Genius Loci
Spirit of Place
The coming of Spring has had me turning my attention to a large cluster of trees I have in my yard. I actually hadn’t thought much about them previously, but more recently I’ve had a number of thoughts (imaginations) converge around these trees.
Although I found out at some point that they are called “Tree of Heaven”, I have always thought they were named “Queen of Heaven” and have decided I am going to continue to think of them as the latter because I like that better and I think it is more suitable :) They are huge, majestic, pale trees that whose tops grow beyond the confines of what I can see out of most of my windows. They have lacy branches and provide massive areas of shade over the patio in the summer. One low hanging branch provides a route for animals between the tree and our roof; we call it the “squirrel highway”.
I live in a house built by my grandpa, who purchased the 3/4 quarter of an acre it sits on in 1940. It was open land, and hadn’t been “owned” by anyone previously, despite European-descended people first moving to Arvada many years before, around the Gold Rush era in the 1850’s. Native American tribes, namely the Arapahoe and Cheyenne, were systematically slaughtered and “relocated” only a few decades after white people began to compete for resources in this area.
My grandfather built the house out of half an army barracks he drug from Lowry Air Force Base when the military was selling off no-longer-needed assets after WWII (the other half of the bunker was my Great-Uncle’s, who built the house next door with it). Fourteen miles away, the building of Rocky Flats, which manufactured chemical weapons including mustard gas, napalm, white phosphorus, chlorine gas and sarin, was completed in 1942.
The Queen of Heavens were planted in my yard because my family of yore needed quick shade. Because my grandparents did not make much money from the auto body and fender business my grandpa ran out of the back shed, the trees needed to be cheap. Queen of Heavens grow very fast and tall — and are dangerously invasive to the ecosystem. Arborists disdain them; they consider them “trash trees”. The trees will push out other species in the yard, and take over flower beds if shoots are not constantly cut. Because of their expansionist nature, they will block other trees from getting the sunlight they need to grow. The branches are brittle, so they fall on, and dent, our cars (and sometimes heads! :) often.
I imagine that there is a female archetype (or energy, or nature spirit), who begins her work this time of year. She is not much different than the Irish Brigid, whose cloak awakens the earth as she walks over Celtic lands. The Maiden in my yard starts warming the air and greening the grass, and helps the small yellow flowers push out of the Rabbit Brush stalks in Spring. It’s also her job to start tending to the small leaf buds on the oak and maple trees.
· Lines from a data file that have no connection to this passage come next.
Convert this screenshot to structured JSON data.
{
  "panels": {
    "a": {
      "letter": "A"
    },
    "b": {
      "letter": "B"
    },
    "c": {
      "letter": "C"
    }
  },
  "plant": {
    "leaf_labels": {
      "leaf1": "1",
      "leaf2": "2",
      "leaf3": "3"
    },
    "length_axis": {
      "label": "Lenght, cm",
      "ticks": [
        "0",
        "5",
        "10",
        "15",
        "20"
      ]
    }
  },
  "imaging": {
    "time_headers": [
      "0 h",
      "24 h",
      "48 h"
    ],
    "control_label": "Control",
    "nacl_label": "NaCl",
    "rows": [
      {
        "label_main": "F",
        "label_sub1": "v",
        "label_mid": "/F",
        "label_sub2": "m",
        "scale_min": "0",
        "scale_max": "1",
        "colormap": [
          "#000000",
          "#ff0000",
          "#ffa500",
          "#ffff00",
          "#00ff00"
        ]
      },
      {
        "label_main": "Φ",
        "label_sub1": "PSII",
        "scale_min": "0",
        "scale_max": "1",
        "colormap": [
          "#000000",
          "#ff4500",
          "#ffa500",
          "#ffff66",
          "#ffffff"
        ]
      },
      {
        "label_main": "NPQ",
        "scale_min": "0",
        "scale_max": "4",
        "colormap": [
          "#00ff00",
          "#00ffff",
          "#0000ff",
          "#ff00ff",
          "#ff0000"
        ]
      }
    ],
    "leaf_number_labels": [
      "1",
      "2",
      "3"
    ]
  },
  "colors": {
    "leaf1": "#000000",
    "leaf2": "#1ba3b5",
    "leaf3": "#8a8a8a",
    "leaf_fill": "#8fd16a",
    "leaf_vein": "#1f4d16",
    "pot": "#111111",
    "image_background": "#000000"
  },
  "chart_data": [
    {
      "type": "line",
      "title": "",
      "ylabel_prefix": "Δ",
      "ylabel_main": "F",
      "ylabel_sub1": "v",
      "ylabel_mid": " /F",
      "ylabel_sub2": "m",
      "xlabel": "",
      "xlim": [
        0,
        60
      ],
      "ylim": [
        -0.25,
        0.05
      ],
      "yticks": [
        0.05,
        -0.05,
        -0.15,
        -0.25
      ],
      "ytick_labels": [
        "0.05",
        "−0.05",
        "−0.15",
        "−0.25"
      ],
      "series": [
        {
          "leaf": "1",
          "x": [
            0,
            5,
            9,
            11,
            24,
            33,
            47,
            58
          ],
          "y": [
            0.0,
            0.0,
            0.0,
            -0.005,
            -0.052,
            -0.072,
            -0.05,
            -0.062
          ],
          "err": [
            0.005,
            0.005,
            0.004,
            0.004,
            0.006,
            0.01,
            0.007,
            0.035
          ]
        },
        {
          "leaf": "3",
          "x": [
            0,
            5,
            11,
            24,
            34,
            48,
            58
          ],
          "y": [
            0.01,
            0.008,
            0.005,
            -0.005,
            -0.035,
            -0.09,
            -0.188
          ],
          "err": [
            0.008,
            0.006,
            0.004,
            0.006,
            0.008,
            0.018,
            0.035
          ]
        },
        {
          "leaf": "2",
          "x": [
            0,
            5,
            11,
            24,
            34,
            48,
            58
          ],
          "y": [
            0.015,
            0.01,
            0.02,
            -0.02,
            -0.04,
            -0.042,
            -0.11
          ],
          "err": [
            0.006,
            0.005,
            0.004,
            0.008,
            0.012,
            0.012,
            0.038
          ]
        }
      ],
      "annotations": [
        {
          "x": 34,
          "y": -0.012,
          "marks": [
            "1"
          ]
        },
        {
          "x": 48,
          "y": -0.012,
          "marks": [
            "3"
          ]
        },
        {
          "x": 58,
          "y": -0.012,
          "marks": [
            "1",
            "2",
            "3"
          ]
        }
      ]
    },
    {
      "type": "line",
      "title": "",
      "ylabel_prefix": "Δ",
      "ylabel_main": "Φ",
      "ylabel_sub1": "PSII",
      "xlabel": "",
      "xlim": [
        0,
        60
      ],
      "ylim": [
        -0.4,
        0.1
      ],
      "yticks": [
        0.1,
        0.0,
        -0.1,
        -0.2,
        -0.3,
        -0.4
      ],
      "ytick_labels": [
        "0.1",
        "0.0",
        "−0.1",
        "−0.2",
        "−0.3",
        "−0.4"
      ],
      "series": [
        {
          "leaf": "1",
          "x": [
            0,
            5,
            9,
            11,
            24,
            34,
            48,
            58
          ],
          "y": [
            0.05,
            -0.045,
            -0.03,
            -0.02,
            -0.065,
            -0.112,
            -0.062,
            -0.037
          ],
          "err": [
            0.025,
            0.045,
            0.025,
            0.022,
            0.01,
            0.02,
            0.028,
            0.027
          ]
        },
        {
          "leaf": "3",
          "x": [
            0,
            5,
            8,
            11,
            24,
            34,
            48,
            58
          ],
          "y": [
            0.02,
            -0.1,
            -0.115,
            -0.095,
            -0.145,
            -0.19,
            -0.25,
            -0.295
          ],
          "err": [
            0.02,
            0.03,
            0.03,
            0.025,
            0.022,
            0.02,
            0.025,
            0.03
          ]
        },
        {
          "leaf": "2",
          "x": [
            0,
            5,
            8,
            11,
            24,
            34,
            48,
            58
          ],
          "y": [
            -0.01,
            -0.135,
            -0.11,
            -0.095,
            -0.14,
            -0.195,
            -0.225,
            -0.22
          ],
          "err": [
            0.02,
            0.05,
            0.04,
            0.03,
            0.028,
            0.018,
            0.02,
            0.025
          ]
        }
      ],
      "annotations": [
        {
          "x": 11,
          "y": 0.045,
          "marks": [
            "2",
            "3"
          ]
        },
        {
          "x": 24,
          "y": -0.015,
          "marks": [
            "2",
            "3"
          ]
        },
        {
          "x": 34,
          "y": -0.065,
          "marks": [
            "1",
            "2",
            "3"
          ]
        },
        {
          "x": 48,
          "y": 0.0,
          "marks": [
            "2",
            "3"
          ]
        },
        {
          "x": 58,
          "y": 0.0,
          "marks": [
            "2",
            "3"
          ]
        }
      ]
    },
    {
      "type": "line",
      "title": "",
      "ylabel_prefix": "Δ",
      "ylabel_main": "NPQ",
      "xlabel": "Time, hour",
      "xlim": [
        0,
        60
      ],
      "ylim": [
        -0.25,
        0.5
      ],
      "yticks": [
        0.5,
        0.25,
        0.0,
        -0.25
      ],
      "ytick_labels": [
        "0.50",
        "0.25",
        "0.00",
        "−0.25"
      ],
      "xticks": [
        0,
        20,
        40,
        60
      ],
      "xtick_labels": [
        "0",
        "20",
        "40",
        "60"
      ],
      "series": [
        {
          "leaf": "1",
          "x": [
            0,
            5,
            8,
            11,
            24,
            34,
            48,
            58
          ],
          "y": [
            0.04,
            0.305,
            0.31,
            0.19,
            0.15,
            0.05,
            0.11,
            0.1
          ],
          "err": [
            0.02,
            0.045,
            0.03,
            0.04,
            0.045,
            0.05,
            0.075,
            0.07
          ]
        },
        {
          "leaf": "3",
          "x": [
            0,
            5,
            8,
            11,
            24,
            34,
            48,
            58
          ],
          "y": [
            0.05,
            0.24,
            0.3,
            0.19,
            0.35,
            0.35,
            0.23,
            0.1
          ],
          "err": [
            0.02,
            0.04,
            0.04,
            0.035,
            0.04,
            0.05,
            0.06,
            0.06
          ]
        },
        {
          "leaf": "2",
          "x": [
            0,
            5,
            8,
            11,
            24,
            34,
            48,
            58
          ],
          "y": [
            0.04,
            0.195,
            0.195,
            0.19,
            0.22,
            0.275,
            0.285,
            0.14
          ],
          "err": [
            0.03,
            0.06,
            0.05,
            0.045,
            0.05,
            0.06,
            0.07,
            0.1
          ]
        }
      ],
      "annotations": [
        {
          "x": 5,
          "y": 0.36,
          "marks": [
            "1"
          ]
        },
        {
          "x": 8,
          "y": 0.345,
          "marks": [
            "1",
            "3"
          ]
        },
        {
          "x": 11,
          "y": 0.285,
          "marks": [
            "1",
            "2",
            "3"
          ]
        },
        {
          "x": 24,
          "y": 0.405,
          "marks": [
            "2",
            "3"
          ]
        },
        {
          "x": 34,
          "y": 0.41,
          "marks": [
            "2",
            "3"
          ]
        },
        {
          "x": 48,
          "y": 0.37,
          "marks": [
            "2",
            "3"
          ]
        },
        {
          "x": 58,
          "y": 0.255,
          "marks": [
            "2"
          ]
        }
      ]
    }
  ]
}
However, I imagine a different kind of nature spirit looking after the Queen of Heavens. While elegant, tall and lacy, this “Queen” spirit casts a dark shadow. Like the trees she oversees, she is not indigenous to the shortgrass prairie land that is the ecosystem of most of Arvada. She comes from foreign lands. She is proud of her trees, that they have adapted, flourished even, in an unfamiliar landscape despite their fragility and pale bark. The Queen does her best to tend to these trees, and she loves them, but she also carries a sense of shame and grief for what has been lost and damaged, and continues to be lost and damaged, in order for her beautiful trees to grow.